Valls tomó el frasco y vertió el contenido en la taza que quedaba al otro extremo de la mesa. Luego mezcló un chorro generoso de miel y procedió a remover la manzanilla con la cucharita hasta que estuvo completamente diluida. En la radio leían la angustiada misiva de una señora de Betanzos cuyo marido, al parecer contrariado porque se le había quemado el estofado de Todos los Santos, se había echado al bar con los amigos a escuchar el fútbol y ni paraba en casa ni había vuelto a misa. Se le recomendaba oración, entereza y que usase sus armas de mujer, pero dentro de los estrictos límites de la familia cristiana. Valls consultó de nuevo el reloj. Eran las diez y cuarto.

18

A
las diez y veinte Isabella Sempere entró por la puerta. Vestía un abrigo sencillo y llevaba el pelo recogido y el rostro sin maquillar. Valls la vio y alzó la mano. Isabella se quedó un instante observándole y luego se aproximó lentamente a la mesa. Valls se levantó y ofreció su mano sonriendo afablemente. Isabella ignoró la mano y tomó asiento.

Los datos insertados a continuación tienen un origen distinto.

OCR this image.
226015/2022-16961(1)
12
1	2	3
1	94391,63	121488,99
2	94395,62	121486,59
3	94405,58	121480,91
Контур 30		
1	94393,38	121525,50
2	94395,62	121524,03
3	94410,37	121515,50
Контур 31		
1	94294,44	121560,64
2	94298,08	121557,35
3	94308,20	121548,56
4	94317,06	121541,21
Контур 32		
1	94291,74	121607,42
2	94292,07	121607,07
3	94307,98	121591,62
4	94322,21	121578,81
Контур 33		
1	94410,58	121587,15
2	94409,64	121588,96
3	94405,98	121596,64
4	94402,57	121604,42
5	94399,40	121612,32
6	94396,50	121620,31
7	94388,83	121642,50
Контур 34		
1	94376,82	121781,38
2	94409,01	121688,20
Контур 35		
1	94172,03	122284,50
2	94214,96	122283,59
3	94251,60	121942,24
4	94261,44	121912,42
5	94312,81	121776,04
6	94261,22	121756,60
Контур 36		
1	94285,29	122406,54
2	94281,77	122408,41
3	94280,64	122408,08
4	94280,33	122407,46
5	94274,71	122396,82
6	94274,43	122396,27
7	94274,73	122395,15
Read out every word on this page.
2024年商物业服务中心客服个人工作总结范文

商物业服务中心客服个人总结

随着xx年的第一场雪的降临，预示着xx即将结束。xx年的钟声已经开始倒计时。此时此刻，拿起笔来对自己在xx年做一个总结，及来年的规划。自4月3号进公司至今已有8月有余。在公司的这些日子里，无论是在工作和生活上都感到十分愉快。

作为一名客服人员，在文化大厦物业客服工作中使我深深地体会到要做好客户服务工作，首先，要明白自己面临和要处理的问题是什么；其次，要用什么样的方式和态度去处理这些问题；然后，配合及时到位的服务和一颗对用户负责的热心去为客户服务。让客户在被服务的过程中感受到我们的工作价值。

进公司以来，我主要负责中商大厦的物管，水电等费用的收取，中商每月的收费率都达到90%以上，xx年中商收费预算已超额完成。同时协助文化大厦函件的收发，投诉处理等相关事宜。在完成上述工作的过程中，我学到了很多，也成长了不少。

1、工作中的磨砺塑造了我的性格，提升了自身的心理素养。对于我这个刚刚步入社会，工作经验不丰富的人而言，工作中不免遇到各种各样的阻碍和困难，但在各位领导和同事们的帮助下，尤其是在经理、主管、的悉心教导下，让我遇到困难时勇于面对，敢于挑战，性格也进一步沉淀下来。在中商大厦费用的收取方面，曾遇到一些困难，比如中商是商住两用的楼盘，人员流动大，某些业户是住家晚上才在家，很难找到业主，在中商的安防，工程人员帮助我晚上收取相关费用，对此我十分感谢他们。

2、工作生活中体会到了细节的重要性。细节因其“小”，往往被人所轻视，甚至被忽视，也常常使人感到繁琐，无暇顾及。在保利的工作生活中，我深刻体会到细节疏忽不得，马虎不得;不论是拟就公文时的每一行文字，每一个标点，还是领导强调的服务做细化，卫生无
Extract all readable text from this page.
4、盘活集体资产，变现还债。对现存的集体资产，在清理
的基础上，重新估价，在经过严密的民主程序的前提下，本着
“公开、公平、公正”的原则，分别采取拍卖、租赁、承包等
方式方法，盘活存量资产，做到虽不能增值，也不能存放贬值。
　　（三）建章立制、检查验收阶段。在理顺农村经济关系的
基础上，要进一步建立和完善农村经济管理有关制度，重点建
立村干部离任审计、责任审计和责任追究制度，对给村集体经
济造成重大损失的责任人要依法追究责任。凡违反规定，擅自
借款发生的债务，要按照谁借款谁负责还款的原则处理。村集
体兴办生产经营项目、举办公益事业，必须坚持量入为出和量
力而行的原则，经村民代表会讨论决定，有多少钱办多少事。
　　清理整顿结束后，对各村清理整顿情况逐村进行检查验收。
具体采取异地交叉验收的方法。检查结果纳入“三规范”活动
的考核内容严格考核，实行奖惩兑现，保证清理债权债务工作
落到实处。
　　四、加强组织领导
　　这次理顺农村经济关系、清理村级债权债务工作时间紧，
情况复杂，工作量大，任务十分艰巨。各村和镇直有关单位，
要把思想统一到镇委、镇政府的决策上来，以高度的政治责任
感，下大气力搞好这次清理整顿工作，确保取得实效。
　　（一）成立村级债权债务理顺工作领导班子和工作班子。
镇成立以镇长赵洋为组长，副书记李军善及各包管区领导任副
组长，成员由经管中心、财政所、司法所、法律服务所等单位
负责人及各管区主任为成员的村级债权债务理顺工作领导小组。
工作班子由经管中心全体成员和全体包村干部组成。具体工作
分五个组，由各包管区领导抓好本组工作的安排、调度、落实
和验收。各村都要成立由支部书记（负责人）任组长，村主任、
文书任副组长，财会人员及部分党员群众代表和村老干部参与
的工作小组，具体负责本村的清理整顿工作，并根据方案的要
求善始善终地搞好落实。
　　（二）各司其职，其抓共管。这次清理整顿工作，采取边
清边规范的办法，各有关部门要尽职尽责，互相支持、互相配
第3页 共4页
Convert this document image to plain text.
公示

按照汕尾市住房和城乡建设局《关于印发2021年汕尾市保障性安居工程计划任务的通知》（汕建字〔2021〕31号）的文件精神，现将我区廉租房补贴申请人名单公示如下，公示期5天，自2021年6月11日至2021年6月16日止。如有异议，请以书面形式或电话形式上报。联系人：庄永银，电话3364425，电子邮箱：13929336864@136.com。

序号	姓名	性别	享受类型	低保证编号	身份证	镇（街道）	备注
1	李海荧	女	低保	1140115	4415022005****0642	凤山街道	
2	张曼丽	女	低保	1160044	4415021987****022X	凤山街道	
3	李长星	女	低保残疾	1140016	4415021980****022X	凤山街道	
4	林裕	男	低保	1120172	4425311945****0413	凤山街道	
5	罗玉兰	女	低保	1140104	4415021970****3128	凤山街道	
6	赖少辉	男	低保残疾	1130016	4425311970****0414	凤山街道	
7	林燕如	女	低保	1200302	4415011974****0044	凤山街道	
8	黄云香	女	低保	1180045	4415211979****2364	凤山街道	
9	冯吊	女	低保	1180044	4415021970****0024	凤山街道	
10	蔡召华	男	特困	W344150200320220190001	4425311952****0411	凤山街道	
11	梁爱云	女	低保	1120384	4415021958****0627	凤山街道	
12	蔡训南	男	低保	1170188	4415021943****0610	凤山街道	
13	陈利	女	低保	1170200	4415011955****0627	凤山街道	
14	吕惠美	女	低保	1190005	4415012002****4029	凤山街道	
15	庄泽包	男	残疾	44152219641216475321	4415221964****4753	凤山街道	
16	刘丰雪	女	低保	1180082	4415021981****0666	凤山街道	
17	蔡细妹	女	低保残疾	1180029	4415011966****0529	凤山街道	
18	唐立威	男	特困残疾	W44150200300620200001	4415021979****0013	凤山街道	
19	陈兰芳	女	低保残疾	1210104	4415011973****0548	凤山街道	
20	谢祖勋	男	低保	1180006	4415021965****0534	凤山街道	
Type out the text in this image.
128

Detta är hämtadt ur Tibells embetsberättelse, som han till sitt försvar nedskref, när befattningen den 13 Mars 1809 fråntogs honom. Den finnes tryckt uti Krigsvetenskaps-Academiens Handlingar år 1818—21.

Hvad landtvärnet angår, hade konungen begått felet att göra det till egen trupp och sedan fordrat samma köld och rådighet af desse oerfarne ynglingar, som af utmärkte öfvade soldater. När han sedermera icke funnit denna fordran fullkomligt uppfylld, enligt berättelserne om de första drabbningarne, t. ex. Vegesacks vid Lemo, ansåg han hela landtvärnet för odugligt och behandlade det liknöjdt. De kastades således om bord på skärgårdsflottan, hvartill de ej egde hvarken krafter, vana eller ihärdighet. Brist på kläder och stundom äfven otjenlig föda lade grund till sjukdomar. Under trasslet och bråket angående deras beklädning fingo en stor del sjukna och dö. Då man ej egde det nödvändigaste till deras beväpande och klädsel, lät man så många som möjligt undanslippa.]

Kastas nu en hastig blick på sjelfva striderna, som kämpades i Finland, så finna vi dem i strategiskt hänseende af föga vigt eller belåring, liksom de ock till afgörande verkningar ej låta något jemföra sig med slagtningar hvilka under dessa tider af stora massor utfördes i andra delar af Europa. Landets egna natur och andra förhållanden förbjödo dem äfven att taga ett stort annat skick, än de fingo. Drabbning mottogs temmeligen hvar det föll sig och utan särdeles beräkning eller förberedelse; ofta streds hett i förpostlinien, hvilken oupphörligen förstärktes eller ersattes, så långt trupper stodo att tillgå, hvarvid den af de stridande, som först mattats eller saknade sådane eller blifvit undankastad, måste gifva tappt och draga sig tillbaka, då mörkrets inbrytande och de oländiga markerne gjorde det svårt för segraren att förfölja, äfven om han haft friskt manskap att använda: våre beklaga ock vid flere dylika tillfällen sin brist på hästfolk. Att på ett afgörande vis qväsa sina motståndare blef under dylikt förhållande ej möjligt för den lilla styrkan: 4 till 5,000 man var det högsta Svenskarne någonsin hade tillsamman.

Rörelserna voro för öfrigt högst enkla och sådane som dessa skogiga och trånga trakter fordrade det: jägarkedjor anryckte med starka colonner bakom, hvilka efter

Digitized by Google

—Me he tomado la libertad de pedir dos manzanillas, que es lo que mejor sienta en una noche desapacible como ésta.

Isabella asintió evitando la mirada de Valls. El señor director la contempló detenidamente. La señora de Sempere, como siempre que acudía a verle, se había desarreglado todo lo posible y había intentado disimular su belleza. Valls observó el dibujo de sus labios, el pulso en su garganta y la curva de sus senos bajo el abrigo.

—Usted dirá —dijo Isabella.

—Ante todo, permítame agradecerle que haya acudido a este encuentro con tan poco margen de tiempo. He recibido su nota esta tarde y he creído que era conveniente que hablásemos del tema fuera del despacho y de la prisión.

Isabella se limitó a asentir. Valls probó la manzanilla y se relamió los labios.

—Buenísima. La mejor de Barcelona. Pruébela.

Isabella ignoró su invitación.

—Como comprenderá, toda discreción es poca. ¿Puedo preguntarle si le ha dicho a alguien que venía usted aquí esta noche?

Isabella negó.

—¿Su esposo tal vez?

—Mi marido está haciendo inventario en la librería. No llegará a casa hasta bien entrada la madrugada. Nadie sabe que estoy aquí.

—¿Le pido otra cosa? Si no le apetece una manzanilla…

Isabella negó y tomó la taza en sus manos.

—Está bien así.

Valls sonrió serenamente.

—Como le decía, he recibido su carta. Entiendo su indignación y quería explicarle que todo se trata de un malentendido.

—Está usted chantajeando a un pobre enfermo mental, su prisionero, para que le escriba una obra con la que ganar reputación. No creo haber entendido mal nada hasta ese punto.

Valls deslizó una mano hacia Isabella.

—Isabella… ¿Puedo llamarla así?

—No me toque.

Valls retiró la mano, esgrimiendo un gesto conciliador.

—Está bien, sólo hablemos con calma.

—No hay nada de qué hablar. Si no deja usted en paz a David, llevaré su historia y su fraude hasta Madrid o hasta donde haga falta. Todos sabrán qué clase de persona y qué clase de literato es usted. Nada ni nadie me va a detener.

Las lágrimas asomaban en los ojos de Isabella y la taza de manzanilla temblaba en sus manos.

—Por favor, Isabella. Beba un poco. Le hará bien.

Isabella bebió un par de sorbos, ausente.

—Así, con una pizca de miel, es como sabe mejor —añadió Valls.

Isabella bebió dos o tres sorbos más.

—Debo decirle que la admiro, Isabella —dijo Valls—. Pocas personas tendrían el coraje y la entereza de defender a un pobre infeliz como Martín…, alguien a quien todos han abandonado y traicionado. Todos menos usted.